Friday 31 October 2014

Lord Of The Rings

Scientific World
A new hominid skull.
PHOTOGRAPH COURTESY OF GEORGIAN NATIONAL MUSEUM
This skull's features resemble those of both earlier and later humans.
The human family tree suddenly sprouted some funky-looking shoots after a year of ancient DNA and fossil discoveries.
At the Dmanisi site in the Republic of Georgia, for example, researchers reported that what seemed like a lot of different-looking early human species likely were just one, Homo erectus.

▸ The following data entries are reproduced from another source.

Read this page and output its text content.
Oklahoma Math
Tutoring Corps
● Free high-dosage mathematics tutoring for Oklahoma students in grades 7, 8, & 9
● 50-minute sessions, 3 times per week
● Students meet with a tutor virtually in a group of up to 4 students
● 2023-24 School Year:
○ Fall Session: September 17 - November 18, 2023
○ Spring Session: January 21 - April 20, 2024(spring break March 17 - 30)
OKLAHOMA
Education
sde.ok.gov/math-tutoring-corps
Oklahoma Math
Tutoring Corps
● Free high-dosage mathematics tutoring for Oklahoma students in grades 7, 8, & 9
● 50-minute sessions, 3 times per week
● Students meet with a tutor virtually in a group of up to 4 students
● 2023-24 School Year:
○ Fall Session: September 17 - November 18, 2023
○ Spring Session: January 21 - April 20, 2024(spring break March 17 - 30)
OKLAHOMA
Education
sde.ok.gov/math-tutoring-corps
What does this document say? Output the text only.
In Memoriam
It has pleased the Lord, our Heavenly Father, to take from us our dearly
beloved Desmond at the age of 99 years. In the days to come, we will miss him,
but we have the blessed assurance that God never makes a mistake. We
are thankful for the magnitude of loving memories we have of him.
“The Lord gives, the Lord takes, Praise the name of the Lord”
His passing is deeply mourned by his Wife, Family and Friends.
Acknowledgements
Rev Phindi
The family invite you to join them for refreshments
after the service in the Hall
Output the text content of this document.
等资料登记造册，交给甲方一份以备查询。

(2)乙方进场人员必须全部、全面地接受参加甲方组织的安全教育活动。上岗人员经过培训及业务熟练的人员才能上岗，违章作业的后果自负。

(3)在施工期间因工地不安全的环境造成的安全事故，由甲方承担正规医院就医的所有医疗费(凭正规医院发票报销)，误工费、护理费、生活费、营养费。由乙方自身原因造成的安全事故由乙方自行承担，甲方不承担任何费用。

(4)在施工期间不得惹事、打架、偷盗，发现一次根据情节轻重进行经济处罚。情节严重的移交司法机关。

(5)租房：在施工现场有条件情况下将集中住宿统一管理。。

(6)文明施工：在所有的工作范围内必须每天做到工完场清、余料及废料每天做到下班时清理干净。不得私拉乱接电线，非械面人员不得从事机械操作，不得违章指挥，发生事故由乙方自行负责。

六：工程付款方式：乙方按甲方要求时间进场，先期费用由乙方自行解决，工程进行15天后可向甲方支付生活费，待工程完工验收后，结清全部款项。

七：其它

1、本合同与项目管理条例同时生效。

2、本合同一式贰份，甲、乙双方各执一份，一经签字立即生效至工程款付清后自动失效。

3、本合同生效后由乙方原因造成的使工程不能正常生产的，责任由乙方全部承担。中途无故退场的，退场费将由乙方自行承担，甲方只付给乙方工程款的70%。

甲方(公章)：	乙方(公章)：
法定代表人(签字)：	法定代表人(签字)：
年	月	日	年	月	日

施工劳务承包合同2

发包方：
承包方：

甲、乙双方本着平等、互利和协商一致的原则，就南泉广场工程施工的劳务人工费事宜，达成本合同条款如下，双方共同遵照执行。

They based the claim on the discovery of a 1.8-million-year-old skull blessed with a mixture of more ancient and more recent characteristics. (See "Beautiful Skull Spurs Debate on Human History.")
On the genetic front, what looked like a Neanderthal bone in a Spanish cave turned out to actually possess the genes—the oldest DNA yet sequenced—of a different vanished early human species, the Denisovans.
Meanwhile, Siberia's Denisova cave, where Denisovan fossils were first discovered in 2008, yielded a toe bone that belonged to a Neanderthal woman from perhaps 140,000 years ago. (See "Ancient Incest Uncovered in Neanderthal Genome.")
This finding suggests that archaic humans mated with Homo erectus, as well as with some early modern humans in prehistory. A lot of modern people have a little archaic human in their genes, it turns out.